PEMILIHAN Umum (Pemilu) legislatif dan eksekutif sebaiknya dipisahkan untuk meningkatkan efektivitas proses demokrasi.
Usulan ini datang dari anggota Badan Legislasi (Baleg) DPR RI, Firman Soebagyo, yang menyarankan agar pemilu dilaksanakan dalam dua tahap berbeda, yaitu pemilu legislatif dan pemilu eksekutif. Memisahkan kedua pemilu ini dapat menjadi solusi yang tepat dalam penyusunan Rancangan Undang-Undang (RUU) Pemilu.
Melihat Pelaksanaan Pemilu Legislatif dan Eksekutif
Pemilu legislatif mencakup pemilihan untuk DPR RI, DPD RI, dan DPRD, sedangkan pemilu eksekutif fokus pada pemilihan presiden dan kepala daerah. “Kami ingin membahas kemungkinan untuk mengadakan pemilu legislatif terlebih dahulu, diikuti oleh pemilu eksekutif,” ujar Firman pada 31 Juli 2025. Langkah ini dianggap penting agar hasil pemilu legislatif bisa digunakan sebagai pedoman dalam menetapkan ambang batas pencalonan presiden.
Dalam konteks ini, ada harapan bahwa RUU Pemilu yang disusun dengan metode omnibus law akan menjadi jawaban atas putusan Mahkamah Konstitusi (MK) yang mengarahkan pemisahan antara pemilu nasional dan pemilu daerah. “Kami sebagai penyusun undang-undang harus memahami putusan MK yang tentunya membawa banyak kebingungan,” lanjutnya. Dengan memisahkan pemilu, diharapkan akan ada implementasi yang lebih jelas dan terstruktur.
Implikasi Keputusan Mahkamah Konstitusi dan Perubahan Kebijakan
Di samping itu, Firman menyoroti implikasi dari putusan MK mengenai perpanjangan masa jabatan sejumlah kepala daerah dan anggota DPRD. Menurutnya, keputusan tersebut mengandung masalah, karena tidak ada dasar hukum yang sesuai dalam undang-undang pemilu yang berlaku saat ini. “Jika ada perpanjangan masa jabatan, itu harus melalui amandemen konstitusi yang pastinya tidak bisa dilakukan sembarangan,” imbuhnya.

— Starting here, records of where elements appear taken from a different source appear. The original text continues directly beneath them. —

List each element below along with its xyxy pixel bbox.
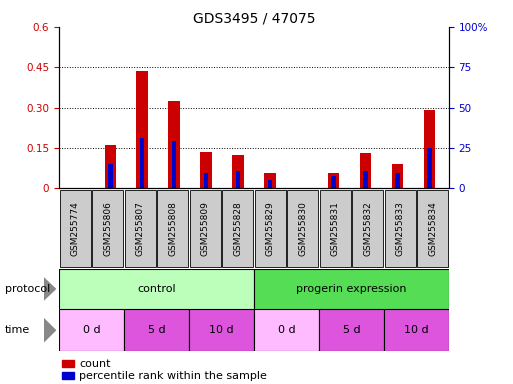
Bar	[396, 174, 400, 188]
Bar	[427, 148, 432, 188]
Text: GSM255831: GSM255831	[331, 201, 340, 256]
Text: GSM255829: GSM255829	[266, 201, 274, 256]
Text: GSM255828: GSM255828	[233, 201, 242, 256]
Bar	[424, 110, 436, 188]
Bar	[363, 170, 368, 188]
Bar	[235, 170, 241, 188]
Text: GSM255807: GSM255807	[136, 201, 145, 256]
Bar	[360, 153, 371, 188]
Text: 5 d: 5 d	[343, 325, 360, 335]
Text: GSM255832: GSM255832	[363, 201, 372, 256]
Bar	[190, 190, 221, 267]
Text: GSM255809: GSM255809	[201, 201, 210, 256]
Bar	[105, 145, 116, 188]
Bar	[352, 190, 383, 267]
Bar	[136, 71, 148, 188]
Text: control: control	[137, 284, 176, 294]
Text: count: count	[80, 359, 111, 369]
Text: GSM255808: GSM255808	[168, 201, 177, 256]
Bar	[172, 141, 176, 188]
Bar	[222, 190, 253, 267]
Bar	[59, 269, 254, 309]
Text: GSM255833: GSM255833	[396, 201, 405, 256]
Bar	[62, 360, 74, 367]
Bar	[384, 309, 449, 351]
Bar	[92, 190, 123, 267]
Polygon shape	[44, 318, 56, 343]
Bar	[385, 190, 416, 267]
Bar	[254, 269, 449, 309]
Bar	[189, 309, 254, 351]
Bar	[124, 309, 189, 351]
Text: GSM255830: GSM255830	[298, 201, 307, 256]
Text: GSM255834: GSM255834	[428, 201, 437, 256]
Bar	[125, 190, 156, 267]
Bar	[331, 176, 336, 188]
Bar	[417, 190, 448, 267]
Text: 10 d: 10 d	[404, 325, 429, 335]
Polygon shape	[44, 277, 56, 301]
Text: GSM255806: GSM255806	[103, 201, 112, 256]
Text: 10 d: 10 d	[209, 325, 234, 335]
Text: GSM255774: GSM255774	[71, 201, 80, 256]
Text: 5 d: 5 d	[148, 325, 165, 335]
Bar	[157, 190, 188, 267]
Bar	[287, 190, 318, 267]
Bar	[320, 190, 351, 267]
Text: 0 d: 0 d	[83, 325, 101, 335]
Bar	[254, 190, 286, 267]
Bar	[328, 174, 340, 188]
Text: progerin expression: progerin expression	[296, 284, 407, 294]
Bar	[232, 155, 244, 188]
Bar	[168, 101, 180, 188]
Title: GDS3495 / 47075: GDS3495 / 47075	[193, 12, 315, 26]
Bar	[264, 174, 275, 188]
Text: time: time	[5, 325, 30, 335]
Bar	[204, 174, 208, 188]
Bar	[201, 152, 211, 188]
Bar	[60, 190, 91, 267]
Bar	[108, 164, 112, 188]
Text: percentile rank within the sample: percentile rank within the sample	[80, 371, 267, 381]
Bar	[319, 309, 384, 351]
Bar	[140, 139, 145, 188]
Text: 0 d: 0 d	[278, 325, 295, 335]
Bar	[392, 164, 403, 188]
Bar	[59, 309, 124, 351]
Bar	[267, 180, 272, 188]
Bar	[62, 372, 74, 379]
Text: protocol: protocol	[5, 284, 50, 294]
Bar	[254, 309, 319, 351]
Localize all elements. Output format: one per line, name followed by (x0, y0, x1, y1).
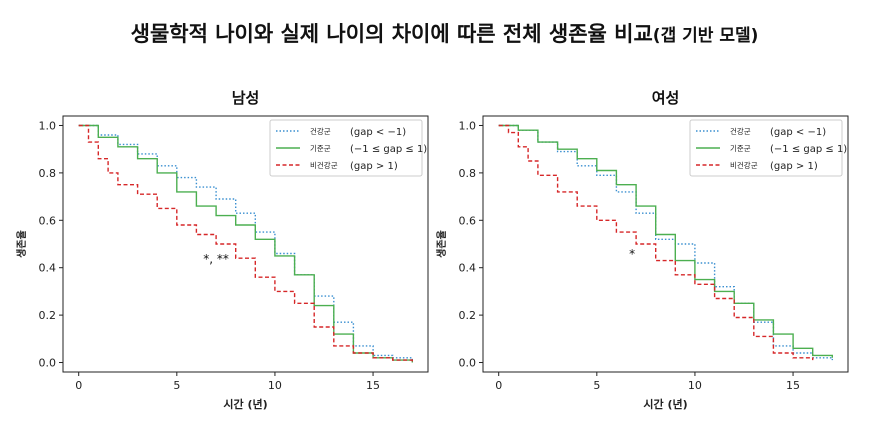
main-title-suffix: (갭 기반 모델) (652, 26, 759, 46)
x-tick-label: 5 (173, 379, 180, 392)
legend-label-2: 비건강군 (730, 160, 758, 170)
y-tick-label: 0.6 (459, 214, 477, 227)
y-axis-label: 생존율 (15, 230, 28, 258)
legend-note-0: (gap < −1) (350, 127, 406, 138)
series-line-2 (498, 124, 814, 361)
chart-title: 남성 (232, 89, 260, 107)
plot-frame (482, 115, 849, 373)
y-tick-label: 1.0 (39, 119, 57, 132)
significance-annotation: * (629, 247, 635, 261)
legend-label-2: 비건강군 (310, 160, 338, 170)
main-title-text: 생물학적 나이와 실제 나이의 차이에 따른 전체 생존율 비교 (130, 22, 653, 46)
y-tick-label: 1.0 (459, 119, 477, 132)
legend: 건강군 (gap < −1) 기준군 (−1 ≤ gap ≤ 1) 비건강군 (gap >… (269, 119, 427, 177)
legend-note-1: (−1 ≤ gap ≤ 1) (350, 144, 427, 155)
y-tick-label: 0.4 (39, 262, 57, 275)
legend-note-1: (−1 ≤ gap ≤ 1) (770, 144, 847, 155)
x-axis-label: 시간 (년) (223, 397, 267, 411)
chart-title: 여성 (652, 89, 680, 107)
y-tick-label: 0.4 (459, 262, 477, 275)
plot-frame (62, 115, 429, 373)
y-tick-label: 0.8 (459, 167, 477, 180)
x-tick-label: 0 (75, 379, 82, 392)
y-tick-label: 0.2 (459, 309, 477, 322)
legend-note-0: (gap < −1) (770, 127, 826, 138)
y-tick-label: 0.2 (39, 309, 57, 322)
significance-annotation: *, ** (203, 252, 229, 266)
legend-note-2: (gap > 1) (350, 161, 398, 172)
x-tick-label: 5 (593, 379, 600, 392)
y-tick-label: 0.0 (459, 357, 477, 370)
legend-label-0: 건강군 (730, 126, 751, 136)
main-title: 생물학적 나이와 실제 나이의 차이에 따른 전체 생존율 비교(갭 기반 모델… (0, 18, 889, 48)
legend: 건강군 (gap < −1) 기준군 (−1 ≤ gap ≤ 1) 비건강군 (gap >… (689, 119, 847, 177)
series-line-2 (78, 124, 413, 363)
chart-panel-0: 남성 0 5 10 15 0.0 0.2 0.4 0.6 0.8 1.0 시간 (년) 생존율 *, **… (15, 89, 429, 411)
y-tick-label: 0.8 (39, 167, 57, 180)
legend-label-0: 건강군 (310, 126, 331, 136)
legend-label-1: 기준군 (730, 144, 751, 153)
y-axis-label: 생존율 (435, 230, 448, 258)
chart-panel-1: 여성 0 5 10 15 0.0 0.2 0.4 0.6 0.8 1.0 시간 (년) 생존율 * 건강군 (… (435, 89, 849, 411)
x-tick-label: 10 (268, 379, 282, 392)
x-tick-label: 10 (688, 379, 702, 392)
legend-box (269, 119, 423, 177)
series-line-1 (498, 124, 833, 358)
legend-note-2: (gap > 1) (770, 161, 818, 172)
x-tick-label: 15 (366, 379, 380, 392)
x-tick-label: 15 (786, 379, 800, 392)
y-tick-label: 0.6 (39, 214, 57, 227)
x-tick-label: 0 (495, 379, 502, 392)
legend-label-1: 기준군 (310, 144, 331, 153)
legend-box (689, 119, 843, 177)
y-tick-label: 0.0 (39, 357, 57, 370)
x-axis-label: 시간 (년) (643, 397, 687, 411)
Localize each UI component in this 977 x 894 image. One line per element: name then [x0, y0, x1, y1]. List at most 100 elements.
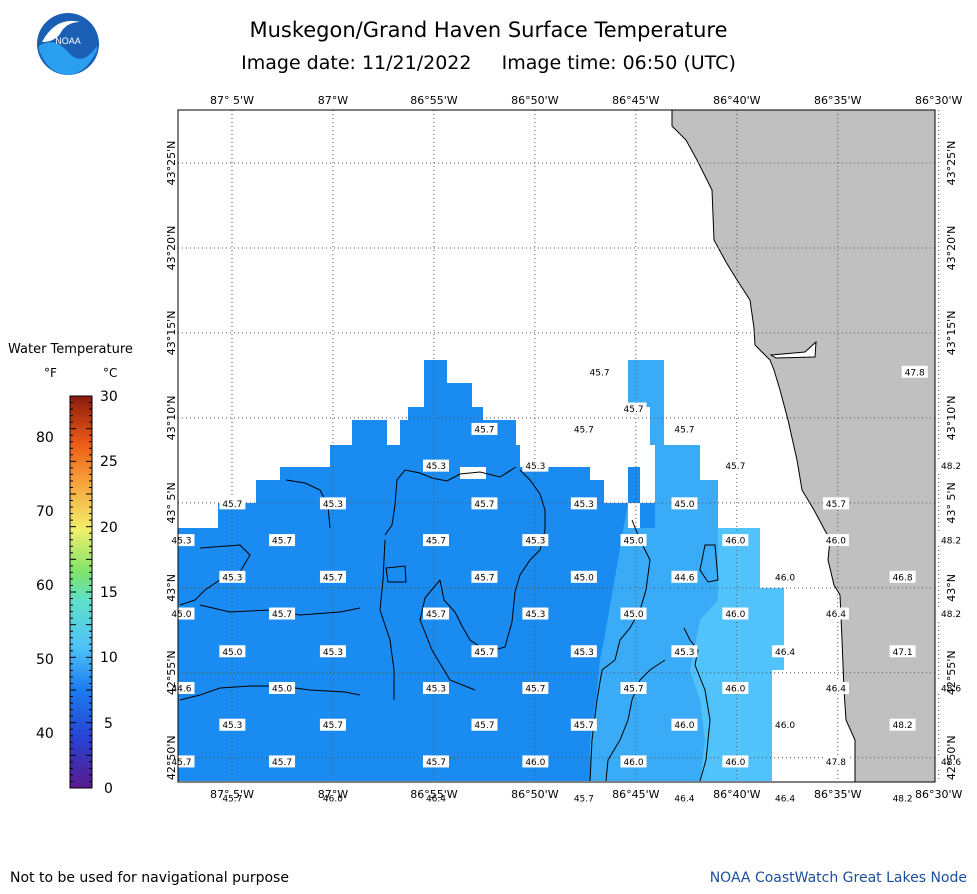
legend-f-tick: 40	[36, 726, 54, 742]
svg-text:46.4: 46.4	[826, 684, 846, 694]
temp-label: 48.2	[938, 607, 965, 620]
unit-celsius: °C	[103, 366, 118, 380]
svg-text:45.7: 45.7	[474, 648, 494, 658]
temp-label: 48.2	[889, 718, 916, 731]
lat-label: 42°55'N	[165, 650, 178, 695]
legend-c-tick: 20	[100, 519, 118, 536]
svg-text:45.0: 45.0	[624, 537, 644, 547]
temp-label: 45.0	[219, 645, 246, 658]
svg-text:46.4: 46.4	[775, 648, 795, 658]
temp-label: 47.8	[901, 365, 928, 378]
svg-text:45.3: 45.3	[674, 648, 694, 658]
svg-text:45.7: 45.7	[171, 758, 191, 768]
svg-text:46.0: 46.0	[775, 721, 795, 731]
lat-label: 43°10'N	[165, 396, 178, 441]
svg-text:48.2: 48.2	[941, 462, 961, 472]
legend-c-tick: 15	[100, 584, 118, 601]
svg-text:46.0: 46.0	[725, 610, 745, 620]
water-surface	[178, 360, 784, 781]
svg-text:46.0: 46.0	[725, 758, 745, 768]
colorbar-ticks	[70, 395, 92, 789]
lat-labels-right: 43°25'N 43°20'N 43°15'N 43°10'N 43° 5'N 43°N 4…	[945, 141, 958, 781]
lat-label: 42°50'N	[945, 735, 958, 780]
lon-labels-bottom: 87° 5'W 87°W 86°55'W 86°50'W 86°45'W 86°40'W 8…	[210, 788, 962, 801]
svg-text:NOAA: NOAA	[55, 36, 81, 46]
svg-text:46.0: 46.0	[775, 573, 795, 583]
svg-text:46.4: 46.4	[674, 795, 694, 805]
svg-text:45.0: 45.0	[624, 610, 644, 620]
svg-text:45.0: 45.0	[171, 610, 191, 620]
temp-label: 45.7	[722, 459, 749, 472]
lat-label: 42°50'N	[165, 735, 178, 780]
map-title: Muskegon/Grand Haven Surface Temperature	[249, 18, 728, 42]
noaa-logo-icon: NOAA	[37, 13, 99, 75]
temp-label: 45.7	[269, 607, 296, 620]
lat-label: 43°20'N	[945, 226, 958, 271]
legend-f-tick: 60	[36, 578, 54, 594]
legend-c-tick: 25	[100, 454, 118, 471]
lon-label: 86°35'W	[814, 94, 862, 107]
svg-text:45.3: 45.3	[426, 462, 446, 472]
temp-label: 46.4	[772, 645, 799, 658]
svg-text:48.2: 48.2	[941, 610, 961, 620]
temp-label: 45.7	[671, 422, 698, 435]
svg-text:45.7: 45.7	[574, 795, 594, 805]
svg-text:45.7: 45.7	[474, 500, 494, 510]
temp-label: 45.3	[671, 645, 698, 658]
svg-text:45.3: 45.3	[574, 500, 594, 510]
temp-label: 45.7	[319, 718, 346, 731]
legend-c-tick: 30	[100, 389, 118, 405]
svg-text:45.7: 45.7	[474, 425, 494, 435]
temp-label: 46.4	[772, 792, 799, 805]
temp-label: 46.0	[620, 755, 647, 768]
svg-text:45.7: 45.7	[272, 758, 292, 768]
temp-label: 45.7	[620, 681, 647, 694]
lat-label: 43° 5'N	[945, 482, 958, 523]
svg-text:45.7: 45.7	[222, 795, 242, 805]
legend-c-tick: 10	[100, 650, 118, 667]
svg-text:45.7: 45.7	[574, 425, 594, 435]
temp-label: 45.0	[269, 681, 296, 694]
svg-text:45.7: 45.7	[426, 610, 446, 620]
temp-label: 46.0	[772, 570, 799, 583]
lon-label: 86°50'W	[511, 94, 559, 107]
temp-label: 46.4	[671, 792, 698, 805]
temp-label: 45.7	[570, 718, 597, 731]
svg-text:45.3: 45.3	[171, 537, 191, 547]
temp-label: 46.4	[822, 607, 849, 620]
svg-text:48.6: 48.6	[941, 684, 961, 694]
svg-text:45.3: 45.3	[222, 721, 242, 731]
temp-label: 45.7	[570, 792, 597, 805]
graticule	[178, 110, 940, 782]
svg-text:46.4: 46.4	[775, 795, 795, 805]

Putusan MK yang dinyatakan melalui Putusan Nomor 135/PUU-XXII/2024 menyatakan bahwa pemilu daerah seharusnya dilaksanakan dua atau dua setengah tahun setelah pemilu nasional. Pemilu daerah itu sendiri mencakup pemilihan untuk anggota DPRD dan kepala daerah, sementara pemilu nasional menggambarkan pemilihan anggota DPR RI, DPD RI, serta presiden dan wakil presiden.
MK juga menegaskan bahwa waktu pemilihan nasional berakhir saat anggota DPR, DPD, dan presiden/wakil presiden terpilih dilantik. Dalam putusannya, MK meminta agar pembentuk undang-undang melakukan rekayasa konstitusional untuk mengatur masa transisi jabatan kepala daerah dan anggota DPRD hasil pemilihan 2024. Keputusan ini akan langsung berlaku untuk Pemilu 2029, sehingga penting bagi para pembuat kebijakan untuk memahami dan menyesuaikannya dengan ketentuan yang ada.
Firman juga menjelaskan bahwa hingga saat ini, DPR belum mengambil keputusan mengenai arah perubahan sistem pemilu di tanah air. Meskipun Komisi II DPR telah menyurati pimpinan DPR untuk meminta klarifikasi, hingga kini belum ada respons yang jelas. “Kami berharap proses pembahasan RUU Pemilu dapat dimulai lebih awal agar penyusunannya dapat dilakukan dengan baik dan tidak menimbulkan masalah di kemudian hari,” imbuhnya, sambil menambahkan kenyataan bahwa pemilu selanjutnya baru akan berlangsung pada 2029.
“Keputusan yang terburu-buru bisa berujung pada hasil yang tidak maksimal. Pengalaman sebelumnya menunjukkan bahwa revisi undang-undang pemilu kerap dilakukan menjelang pemilu, yang berpotensi menyulitkan proses penyelenggaraannya,” tutup Firman. Diskusi ini menjadi krusial untuk memastikan bahwa sistem pemilu di Indonesia tidak hanya berjalan tetapi juga berkualitas dan memberikan kepercayaan kepada masyarakat atas proses demokrasi yang berlangsung.